Load factor and rehashing in Data Structures Theory - Time & Space Complexity
When using hash tables, it is important to understand how the load factor and rehashing affect performance.
We want to know how the time to insert or find items changes as the table fills up and grows.
Analyze the time complexity of this simplified hash table insertion with rehashing.
function insert(key, value) {
if (loadFactor() > 0.7) {
rehash();
}
index = hash(key) % tableSize;
table[index] = {key: key, value: value};
numberOfItems++;
}
function loadFactor() {
return numberOfItems / tableSize;
}
function rehash() {
oldTable = table;
tableSize = tableSize * 2;
table = new Array(tableSize);
numberOfItems = 0;
for (let item of oldTable) {
if (item !== undefined) {
insert(item.key, item.value);
}
}
}
This code inserts items into a hash table, and when the table is more than 70% full, it doubles the size and re-inserts all items.
Look at what repeats as the input grows.
- Primary operation: Inserting items into the hash table.
- How many times: Each insert is usually quick, but when rehashing happens, all existing items are re-inserted once.
Normally, inserting one item takes about the same time regardless of size.
| Input Size (n) | Approx.
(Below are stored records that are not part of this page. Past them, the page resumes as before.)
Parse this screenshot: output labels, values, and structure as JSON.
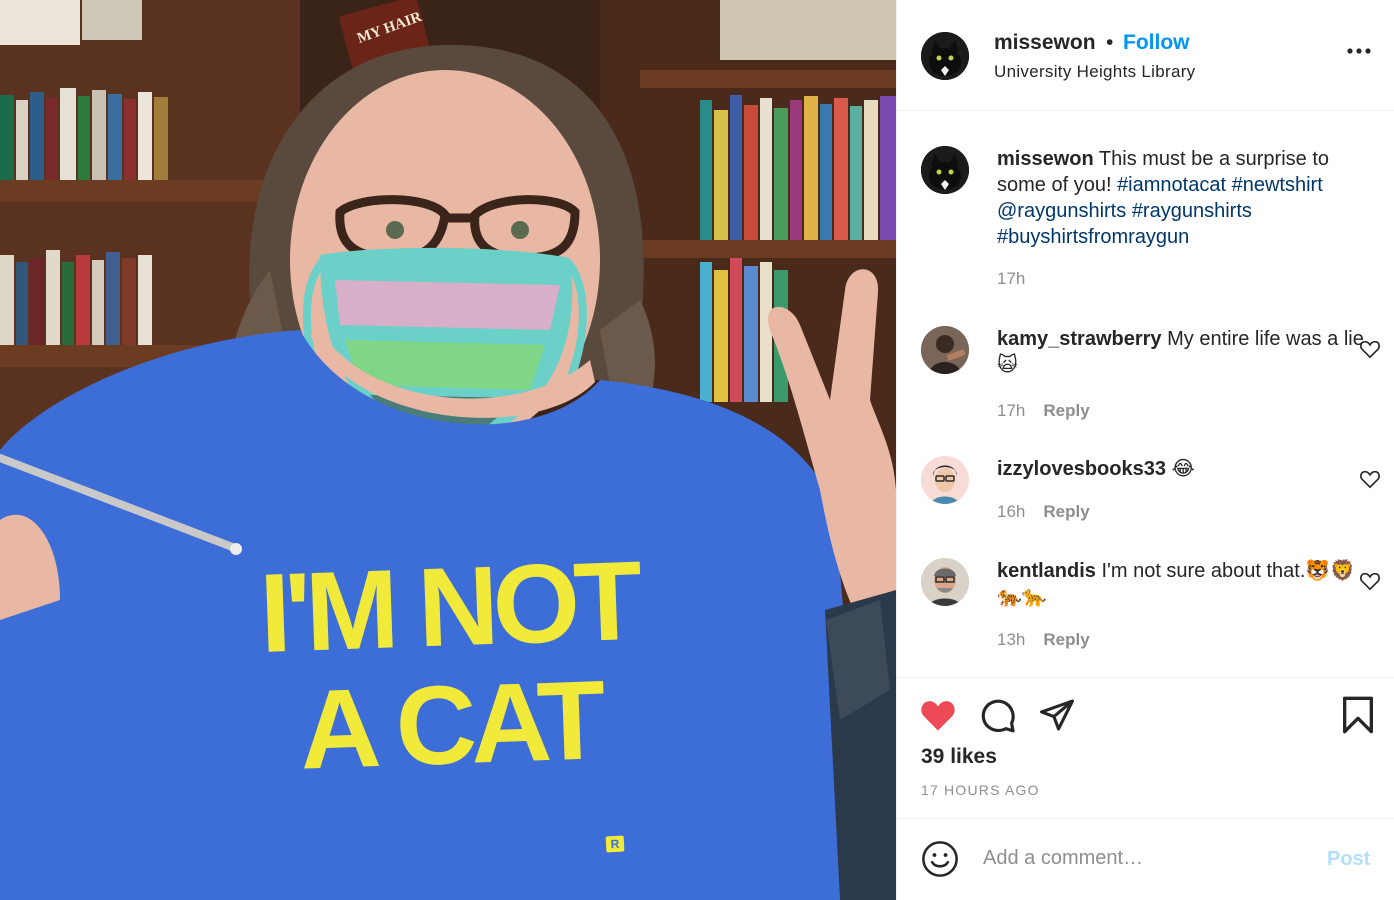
{
  "post": {
    "username": "missewon",
    "follow_label": "Follow",
    "separator": "•",
    "location": "University Heights Library",
    "more_icon": "more-horizontal-icon"
  },
  "photo": {
    "shirt_line1": "I'M NOT",
    "shirt_line2": "A CAT",
    "shirt_badge": "R",
    "sign_text": "MY HAIR",
    "shirt_color": "#3d6ed8",
    "shirt_text_color": "#f2ea3a"
  },
  "comments": [
    {
      "username": "missewon",
      "text_before": "This must be a surprise to some of you! ",
      "tags": [
        "#iamnotacat",
        "#newtshirt",
        "@raygunshirts",
        "#raygunshirts",
        "#buyshirtsfromraygun"
      ],
      "time": "17h"
    },
    {
      "username": "kamy_strawberry",
      "text": "My entire life was a lie🙀",
      "time": "17h",
      "reply_label": "Reply"
    },
    {
      "username": "izzylovesbooks33",
      "text": "😂",
      "time": "16h",
      "reply_label": "Reply"
    },
    {
      "username": "kentlandis",
      "text": "I'm not sure about that.🐯🦁🐅🐆",
      "time": "13h",
      "reply_label": "Reply"
    }
  ],
  "actions": {
    "like_icon": "heart-filled-icon",
    "comment_icon": "comment-icon",
    "share_icon": "share-icon",
    "save_icon": "bookmark-icon",
    "like_color": "#ed4956",
    "likes_text": "39 likes",
    "timeago": "17 HOURS AGO"
  },
  "add_comment": {
    "placeholder": "Add a comment…",
    "post_label": "Post",
    "post_color": "#b2dffc"
  }
}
Operations |
|---|---|
| 10 | About 10 simple inserts, occasional rehashing |
| 100 | About 100 inserts, with a few rehashes doubling the table |
| 1000 | About 1000 inserts, with several rehashes each re-inserting many items |
As the table grows, rehashing happens less often but costs more each time because it re-inserts all items.
Time Complexity: O(n)
This means that inserting n items takes time proportional to n, even with rehashing included.
[X] Wrong: "Rehashing makes insertion very slow every time."
[OK] Correct: Rehashing happens only occasionally, so its cost spreads out, keeping average insertion fast.
Understanding load factor and rehashing helps you explain how hash tables stay efficient as they grow, a key skill in many coding discussions.
"What if the load factor threshold was set to 0.9 instead of 0.7? How would that affect the time complexity?"